Illustrated Companion to the Latin Dictionary/Trigon

This article incorporates text from a publication now in the public domain: Rich, Anthony (1849). The illustrated companion to the Latin dictionary, and Greek lexicon. p. vi. OCLC 894670115. https://archive.org/details/illustratedcompa00rich. 

TRIGON. A small ball, hard stuffed, and covered with leather, for playing a game designated by the same name. (Mart. iv. 19. xii. 83.) The example (Trigon/1.1) is from an Etruscan bronze; the stitching of the leather is plainly indicated, and the size of the ball may be imagined from the size of the hand, that of a child's, which holds it.

2. The game played with a ball or balls of the kind just described. (Hor.

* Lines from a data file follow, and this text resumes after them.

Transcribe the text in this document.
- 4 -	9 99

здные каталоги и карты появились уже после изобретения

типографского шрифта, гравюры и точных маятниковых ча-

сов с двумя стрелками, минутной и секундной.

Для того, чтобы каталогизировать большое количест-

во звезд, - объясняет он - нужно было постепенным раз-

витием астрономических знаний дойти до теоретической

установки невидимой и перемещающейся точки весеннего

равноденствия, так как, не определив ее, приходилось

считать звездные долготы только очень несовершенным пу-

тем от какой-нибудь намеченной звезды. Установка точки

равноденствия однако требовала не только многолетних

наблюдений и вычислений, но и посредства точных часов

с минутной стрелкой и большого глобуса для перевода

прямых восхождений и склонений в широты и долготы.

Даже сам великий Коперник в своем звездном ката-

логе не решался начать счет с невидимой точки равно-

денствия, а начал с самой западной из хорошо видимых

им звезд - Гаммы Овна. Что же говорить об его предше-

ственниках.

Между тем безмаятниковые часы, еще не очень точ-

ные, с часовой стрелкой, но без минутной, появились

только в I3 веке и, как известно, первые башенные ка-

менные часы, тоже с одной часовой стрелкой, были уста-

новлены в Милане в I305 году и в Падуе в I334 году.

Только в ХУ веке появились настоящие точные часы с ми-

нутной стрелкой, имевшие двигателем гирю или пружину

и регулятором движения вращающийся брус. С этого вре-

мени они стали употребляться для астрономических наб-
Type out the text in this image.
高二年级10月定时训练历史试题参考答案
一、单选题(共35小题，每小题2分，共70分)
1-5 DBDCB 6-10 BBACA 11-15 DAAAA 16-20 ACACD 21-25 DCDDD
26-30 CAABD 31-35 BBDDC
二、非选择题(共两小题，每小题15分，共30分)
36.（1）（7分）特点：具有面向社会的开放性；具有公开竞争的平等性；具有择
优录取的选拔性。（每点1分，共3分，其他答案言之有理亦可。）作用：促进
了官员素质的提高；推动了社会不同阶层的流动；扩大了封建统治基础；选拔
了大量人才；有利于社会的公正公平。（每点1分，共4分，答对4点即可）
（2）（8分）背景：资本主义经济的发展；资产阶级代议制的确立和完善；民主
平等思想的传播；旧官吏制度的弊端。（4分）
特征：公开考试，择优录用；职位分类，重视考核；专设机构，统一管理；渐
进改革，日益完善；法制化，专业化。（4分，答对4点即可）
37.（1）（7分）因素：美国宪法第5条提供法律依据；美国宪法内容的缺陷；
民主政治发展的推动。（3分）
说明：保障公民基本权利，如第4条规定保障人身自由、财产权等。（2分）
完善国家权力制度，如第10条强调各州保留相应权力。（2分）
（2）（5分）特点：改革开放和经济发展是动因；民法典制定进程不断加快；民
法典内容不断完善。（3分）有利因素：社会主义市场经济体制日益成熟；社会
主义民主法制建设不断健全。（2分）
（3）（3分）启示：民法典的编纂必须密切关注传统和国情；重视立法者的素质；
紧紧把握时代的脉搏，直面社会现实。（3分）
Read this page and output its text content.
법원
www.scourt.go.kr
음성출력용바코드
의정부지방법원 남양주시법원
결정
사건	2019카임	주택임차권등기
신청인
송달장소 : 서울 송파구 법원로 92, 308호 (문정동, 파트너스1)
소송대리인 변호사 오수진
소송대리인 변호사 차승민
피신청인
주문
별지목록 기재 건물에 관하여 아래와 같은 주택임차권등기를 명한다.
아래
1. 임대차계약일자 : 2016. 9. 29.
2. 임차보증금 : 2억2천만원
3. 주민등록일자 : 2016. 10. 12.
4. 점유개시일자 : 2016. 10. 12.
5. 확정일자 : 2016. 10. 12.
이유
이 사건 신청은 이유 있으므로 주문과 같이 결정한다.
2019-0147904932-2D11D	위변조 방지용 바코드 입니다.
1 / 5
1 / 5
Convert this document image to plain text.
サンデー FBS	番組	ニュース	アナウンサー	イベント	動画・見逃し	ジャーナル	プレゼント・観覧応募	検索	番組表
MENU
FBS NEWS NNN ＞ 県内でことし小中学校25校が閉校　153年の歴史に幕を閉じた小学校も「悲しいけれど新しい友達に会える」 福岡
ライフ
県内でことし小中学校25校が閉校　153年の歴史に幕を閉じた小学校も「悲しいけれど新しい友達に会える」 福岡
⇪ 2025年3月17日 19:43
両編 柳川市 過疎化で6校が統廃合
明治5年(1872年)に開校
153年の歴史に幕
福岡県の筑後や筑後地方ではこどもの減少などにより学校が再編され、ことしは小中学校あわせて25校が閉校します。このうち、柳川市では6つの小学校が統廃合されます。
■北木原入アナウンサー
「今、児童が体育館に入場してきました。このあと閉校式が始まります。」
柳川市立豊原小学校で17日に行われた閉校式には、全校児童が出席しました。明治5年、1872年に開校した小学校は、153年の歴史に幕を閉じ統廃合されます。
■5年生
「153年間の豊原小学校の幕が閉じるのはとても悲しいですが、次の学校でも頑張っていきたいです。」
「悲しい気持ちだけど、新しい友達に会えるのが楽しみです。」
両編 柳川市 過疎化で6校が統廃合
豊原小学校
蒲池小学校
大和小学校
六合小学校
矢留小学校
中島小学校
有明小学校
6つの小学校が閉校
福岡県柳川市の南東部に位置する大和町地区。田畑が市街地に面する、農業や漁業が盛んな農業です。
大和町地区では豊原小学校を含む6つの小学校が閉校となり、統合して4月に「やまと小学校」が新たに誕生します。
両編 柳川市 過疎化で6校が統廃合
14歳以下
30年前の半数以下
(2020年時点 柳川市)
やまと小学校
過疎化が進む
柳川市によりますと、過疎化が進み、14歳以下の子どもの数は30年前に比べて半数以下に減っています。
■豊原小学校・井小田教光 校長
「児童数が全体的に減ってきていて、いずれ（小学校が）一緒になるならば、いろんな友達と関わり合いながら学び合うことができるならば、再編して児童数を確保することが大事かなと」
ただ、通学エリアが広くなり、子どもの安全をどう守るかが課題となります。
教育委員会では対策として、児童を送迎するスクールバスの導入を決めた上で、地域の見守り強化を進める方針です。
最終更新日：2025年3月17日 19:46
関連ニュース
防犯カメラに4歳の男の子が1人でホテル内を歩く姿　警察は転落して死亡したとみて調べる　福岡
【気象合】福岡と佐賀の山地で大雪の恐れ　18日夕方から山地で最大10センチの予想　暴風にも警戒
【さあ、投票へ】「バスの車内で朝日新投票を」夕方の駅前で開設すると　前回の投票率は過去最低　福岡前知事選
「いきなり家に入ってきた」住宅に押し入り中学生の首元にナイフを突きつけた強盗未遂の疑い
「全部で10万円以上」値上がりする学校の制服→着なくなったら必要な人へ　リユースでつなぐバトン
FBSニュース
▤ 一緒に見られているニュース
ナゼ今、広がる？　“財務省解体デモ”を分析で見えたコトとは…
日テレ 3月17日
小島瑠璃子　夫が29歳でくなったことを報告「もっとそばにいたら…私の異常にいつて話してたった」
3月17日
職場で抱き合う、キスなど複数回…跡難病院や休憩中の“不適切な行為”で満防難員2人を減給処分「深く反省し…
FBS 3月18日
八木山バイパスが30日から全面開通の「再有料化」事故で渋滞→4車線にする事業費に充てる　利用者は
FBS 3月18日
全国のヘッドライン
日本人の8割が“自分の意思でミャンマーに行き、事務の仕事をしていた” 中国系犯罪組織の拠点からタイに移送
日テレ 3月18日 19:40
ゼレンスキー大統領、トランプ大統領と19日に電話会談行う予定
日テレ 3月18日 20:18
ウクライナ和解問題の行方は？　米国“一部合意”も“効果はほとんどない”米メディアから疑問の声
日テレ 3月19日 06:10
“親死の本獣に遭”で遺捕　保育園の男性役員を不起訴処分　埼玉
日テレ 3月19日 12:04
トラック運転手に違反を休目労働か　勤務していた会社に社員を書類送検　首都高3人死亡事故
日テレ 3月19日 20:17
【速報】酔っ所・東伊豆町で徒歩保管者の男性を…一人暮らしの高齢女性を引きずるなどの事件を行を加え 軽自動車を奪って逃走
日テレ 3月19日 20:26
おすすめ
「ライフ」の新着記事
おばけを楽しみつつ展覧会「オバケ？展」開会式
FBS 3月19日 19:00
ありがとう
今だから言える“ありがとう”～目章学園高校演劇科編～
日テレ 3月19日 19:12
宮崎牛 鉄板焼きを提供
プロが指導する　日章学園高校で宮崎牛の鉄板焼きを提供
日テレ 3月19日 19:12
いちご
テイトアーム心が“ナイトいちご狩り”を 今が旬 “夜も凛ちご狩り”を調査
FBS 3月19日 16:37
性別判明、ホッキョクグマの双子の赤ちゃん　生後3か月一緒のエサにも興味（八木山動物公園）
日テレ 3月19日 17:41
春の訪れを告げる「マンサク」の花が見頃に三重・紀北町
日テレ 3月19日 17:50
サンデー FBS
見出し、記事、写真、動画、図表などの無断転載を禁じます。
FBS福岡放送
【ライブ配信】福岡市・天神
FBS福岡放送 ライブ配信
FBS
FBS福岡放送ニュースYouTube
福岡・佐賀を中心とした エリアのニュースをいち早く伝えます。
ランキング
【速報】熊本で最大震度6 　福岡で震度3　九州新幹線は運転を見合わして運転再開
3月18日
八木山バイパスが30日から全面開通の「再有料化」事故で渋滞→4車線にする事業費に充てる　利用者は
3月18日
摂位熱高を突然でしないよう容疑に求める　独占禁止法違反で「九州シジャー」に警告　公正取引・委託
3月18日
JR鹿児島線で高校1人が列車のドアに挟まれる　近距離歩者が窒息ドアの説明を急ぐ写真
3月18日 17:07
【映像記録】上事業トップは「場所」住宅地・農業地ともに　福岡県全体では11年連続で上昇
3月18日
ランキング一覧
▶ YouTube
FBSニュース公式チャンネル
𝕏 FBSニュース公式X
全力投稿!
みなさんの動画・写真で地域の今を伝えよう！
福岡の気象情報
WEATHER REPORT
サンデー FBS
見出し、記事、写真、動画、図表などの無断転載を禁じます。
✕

Sat. i. 6. 126.) It is supposed that three persons were required to make out the game, who stood in the relative positions occupied by the three points of a triangle, so that each would have an opponent in front of him, on his right and left; and as expertness in the use of the left hand is mentioned as essential to a good player (Mart. xiv. 46.), it is further inferred that each one was furnished with two balls, which he had to deliver right and left, and catch in the same manner. But this account depends more upon conjecture than positive evidence, as no representation of the game, sufficiently decisive to establish the fact, has yet been discovered.